My 6-year old isn't thrilled, but the Intel Convertible Classmate is off on another expedition today. It will be spending the next few weeks with another 6-year old at his school. She is autistic and types quite a bit better than she writes. I'm hopeful that the touch-screen interface will also be beneficial to her, given some of her fine motor skill issues.
This particular girl has responded fairly well to our RTI software (Lexia and Symphony) and will be able to easily access it in class and at home, rather than exclusively during the computer lab time assigned to her class.
We know that these little computers, complete with handles, touchscreens, and serious durability, work very well with the K-6 age group. The kids really seem to bond with them and it makes one heck of a case for 1:1; unfortunately, funding often isn't aligned with what makes sense or works well. Now we'll get some feedback in this age group from a special needs perspective.
In the past, it's been difficult for us to provide 1:1 computing resources to kids with special needs. So often, though, even the ability to type rather than write is a very important accommodation (of course, looking at my own handwriting, it's probably an accommodation I should have as well).
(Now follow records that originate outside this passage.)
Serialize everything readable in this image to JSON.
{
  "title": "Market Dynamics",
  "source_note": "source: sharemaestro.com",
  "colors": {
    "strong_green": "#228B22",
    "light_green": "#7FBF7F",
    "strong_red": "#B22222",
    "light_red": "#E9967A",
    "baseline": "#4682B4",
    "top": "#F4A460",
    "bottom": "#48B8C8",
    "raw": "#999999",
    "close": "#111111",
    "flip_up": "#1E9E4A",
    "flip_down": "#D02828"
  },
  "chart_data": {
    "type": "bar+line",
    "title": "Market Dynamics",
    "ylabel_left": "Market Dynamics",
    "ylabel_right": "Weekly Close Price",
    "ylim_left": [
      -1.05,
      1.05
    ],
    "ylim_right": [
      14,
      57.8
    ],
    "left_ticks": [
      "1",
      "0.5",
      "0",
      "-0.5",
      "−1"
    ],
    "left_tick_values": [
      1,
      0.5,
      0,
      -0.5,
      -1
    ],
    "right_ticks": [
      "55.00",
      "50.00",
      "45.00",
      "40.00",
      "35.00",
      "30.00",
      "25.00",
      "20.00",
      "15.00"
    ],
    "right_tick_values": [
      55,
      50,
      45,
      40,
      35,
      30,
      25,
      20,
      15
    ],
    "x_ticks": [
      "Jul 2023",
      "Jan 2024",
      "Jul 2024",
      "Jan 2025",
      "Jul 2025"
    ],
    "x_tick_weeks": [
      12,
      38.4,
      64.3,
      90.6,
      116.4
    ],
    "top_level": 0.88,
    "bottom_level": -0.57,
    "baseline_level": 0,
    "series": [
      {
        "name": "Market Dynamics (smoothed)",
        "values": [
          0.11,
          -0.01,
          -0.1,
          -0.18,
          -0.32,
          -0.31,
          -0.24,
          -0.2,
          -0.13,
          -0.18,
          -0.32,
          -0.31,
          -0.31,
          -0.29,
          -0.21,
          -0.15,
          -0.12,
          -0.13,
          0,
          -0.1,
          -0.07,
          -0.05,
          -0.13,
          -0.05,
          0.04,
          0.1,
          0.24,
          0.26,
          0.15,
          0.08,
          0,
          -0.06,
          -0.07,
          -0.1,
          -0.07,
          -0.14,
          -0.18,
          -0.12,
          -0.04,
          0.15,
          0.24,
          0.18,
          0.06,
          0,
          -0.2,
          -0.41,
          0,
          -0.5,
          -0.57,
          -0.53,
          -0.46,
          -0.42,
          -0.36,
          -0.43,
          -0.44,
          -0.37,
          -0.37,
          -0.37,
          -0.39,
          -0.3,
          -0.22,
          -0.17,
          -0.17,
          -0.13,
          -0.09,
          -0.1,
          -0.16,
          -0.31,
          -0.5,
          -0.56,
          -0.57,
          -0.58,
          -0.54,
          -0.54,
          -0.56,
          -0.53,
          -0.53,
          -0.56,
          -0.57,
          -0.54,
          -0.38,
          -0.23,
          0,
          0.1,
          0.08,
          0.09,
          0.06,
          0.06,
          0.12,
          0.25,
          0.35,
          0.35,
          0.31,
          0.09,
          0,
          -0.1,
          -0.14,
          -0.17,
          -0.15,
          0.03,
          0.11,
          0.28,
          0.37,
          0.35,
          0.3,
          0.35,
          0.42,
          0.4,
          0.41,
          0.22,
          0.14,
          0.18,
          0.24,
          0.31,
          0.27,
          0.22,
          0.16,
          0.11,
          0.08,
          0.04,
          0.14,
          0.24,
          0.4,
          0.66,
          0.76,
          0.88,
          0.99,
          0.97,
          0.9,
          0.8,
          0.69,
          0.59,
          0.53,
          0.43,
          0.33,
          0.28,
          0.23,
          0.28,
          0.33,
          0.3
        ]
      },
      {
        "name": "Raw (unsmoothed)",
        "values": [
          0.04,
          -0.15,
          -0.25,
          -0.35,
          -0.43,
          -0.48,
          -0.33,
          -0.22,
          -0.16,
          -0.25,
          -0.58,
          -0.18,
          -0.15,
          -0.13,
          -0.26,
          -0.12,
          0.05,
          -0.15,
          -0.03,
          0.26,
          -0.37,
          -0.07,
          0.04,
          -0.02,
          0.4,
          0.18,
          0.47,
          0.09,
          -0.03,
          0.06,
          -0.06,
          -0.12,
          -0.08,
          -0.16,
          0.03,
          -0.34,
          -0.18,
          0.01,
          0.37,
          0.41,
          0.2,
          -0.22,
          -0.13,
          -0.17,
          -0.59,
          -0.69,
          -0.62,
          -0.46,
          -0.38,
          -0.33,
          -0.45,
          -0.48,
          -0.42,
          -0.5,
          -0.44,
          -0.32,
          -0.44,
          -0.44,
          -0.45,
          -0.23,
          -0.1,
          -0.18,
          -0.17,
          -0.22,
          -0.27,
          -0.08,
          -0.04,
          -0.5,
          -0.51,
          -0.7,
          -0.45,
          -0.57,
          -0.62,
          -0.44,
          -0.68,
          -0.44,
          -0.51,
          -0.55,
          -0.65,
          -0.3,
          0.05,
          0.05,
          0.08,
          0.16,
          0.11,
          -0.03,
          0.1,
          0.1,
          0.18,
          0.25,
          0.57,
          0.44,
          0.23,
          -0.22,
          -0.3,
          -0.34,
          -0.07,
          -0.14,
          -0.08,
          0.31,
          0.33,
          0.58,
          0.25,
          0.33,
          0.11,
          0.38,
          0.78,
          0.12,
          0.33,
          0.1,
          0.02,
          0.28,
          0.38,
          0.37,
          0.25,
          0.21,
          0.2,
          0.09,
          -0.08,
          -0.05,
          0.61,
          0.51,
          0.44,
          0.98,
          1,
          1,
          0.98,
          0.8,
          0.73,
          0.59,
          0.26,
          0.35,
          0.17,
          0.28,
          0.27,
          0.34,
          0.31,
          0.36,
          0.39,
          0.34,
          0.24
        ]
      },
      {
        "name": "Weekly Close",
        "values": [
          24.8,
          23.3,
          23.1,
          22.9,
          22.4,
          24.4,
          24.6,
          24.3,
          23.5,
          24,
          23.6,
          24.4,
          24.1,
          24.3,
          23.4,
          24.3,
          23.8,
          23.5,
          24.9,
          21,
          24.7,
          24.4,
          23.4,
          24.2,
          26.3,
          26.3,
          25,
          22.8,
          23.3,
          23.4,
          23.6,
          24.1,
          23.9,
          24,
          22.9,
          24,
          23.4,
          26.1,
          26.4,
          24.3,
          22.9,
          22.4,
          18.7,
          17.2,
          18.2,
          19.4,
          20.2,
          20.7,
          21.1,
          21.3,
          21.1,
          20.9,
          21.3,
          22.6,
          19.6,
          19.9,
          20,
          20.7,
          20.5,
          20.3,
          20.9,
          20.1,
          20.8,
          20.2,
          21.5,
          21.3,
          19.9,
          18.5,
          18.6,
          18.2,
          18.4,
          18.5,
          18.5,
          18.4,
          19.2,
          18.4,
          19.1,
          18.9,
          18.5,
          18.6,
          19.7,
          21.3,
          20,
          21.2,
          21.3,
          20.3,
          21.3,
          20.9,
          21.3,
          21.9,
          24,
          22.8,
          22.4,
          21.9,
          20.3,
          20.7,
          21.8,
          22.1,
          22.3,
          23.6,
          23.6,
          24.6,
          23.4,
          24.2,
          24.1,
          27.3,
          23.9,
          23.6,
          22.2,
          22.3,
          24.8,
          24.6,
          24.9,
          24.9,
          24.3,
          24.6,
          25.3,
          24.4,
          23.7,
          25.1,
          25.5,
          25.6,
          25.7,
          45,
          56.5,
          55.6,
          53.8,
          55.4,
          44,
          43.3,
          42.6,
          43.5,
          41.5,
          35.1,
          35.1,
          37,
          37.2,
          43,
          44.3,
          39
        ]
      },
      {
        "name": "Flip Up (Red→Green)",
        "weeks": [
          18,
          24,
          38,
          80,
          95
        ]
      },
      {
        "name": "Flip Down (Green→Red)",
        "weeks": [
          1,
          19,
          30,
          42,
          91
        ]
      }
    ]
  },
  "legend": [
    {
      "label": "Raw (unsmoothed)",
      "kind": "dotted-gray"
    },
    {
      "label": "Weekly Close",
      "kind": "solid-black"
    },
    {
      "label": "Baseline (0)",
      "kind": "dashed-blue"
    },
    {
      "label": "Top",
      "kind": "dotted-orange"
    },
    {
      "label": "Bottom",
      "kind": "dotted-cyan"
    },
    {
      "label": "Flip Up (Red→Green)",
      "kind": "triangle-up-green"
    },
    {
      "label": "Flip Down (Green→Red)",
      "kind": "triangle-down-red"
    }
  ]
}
Inexpensive devices like the Classmate and other netbooks suddenly make this far more attainable, even if we can't afford school-wide 1:1 programs.
I'll report back as I hear from her teacher, classroom aides, and parents. One question I'm particularly hoping to answer is whether the added expense (and reduced durability) of the touch screen is easily justified in this case or if a clamshell Classmate or really inexpensive netbook would be just as appropriate as an accommodation.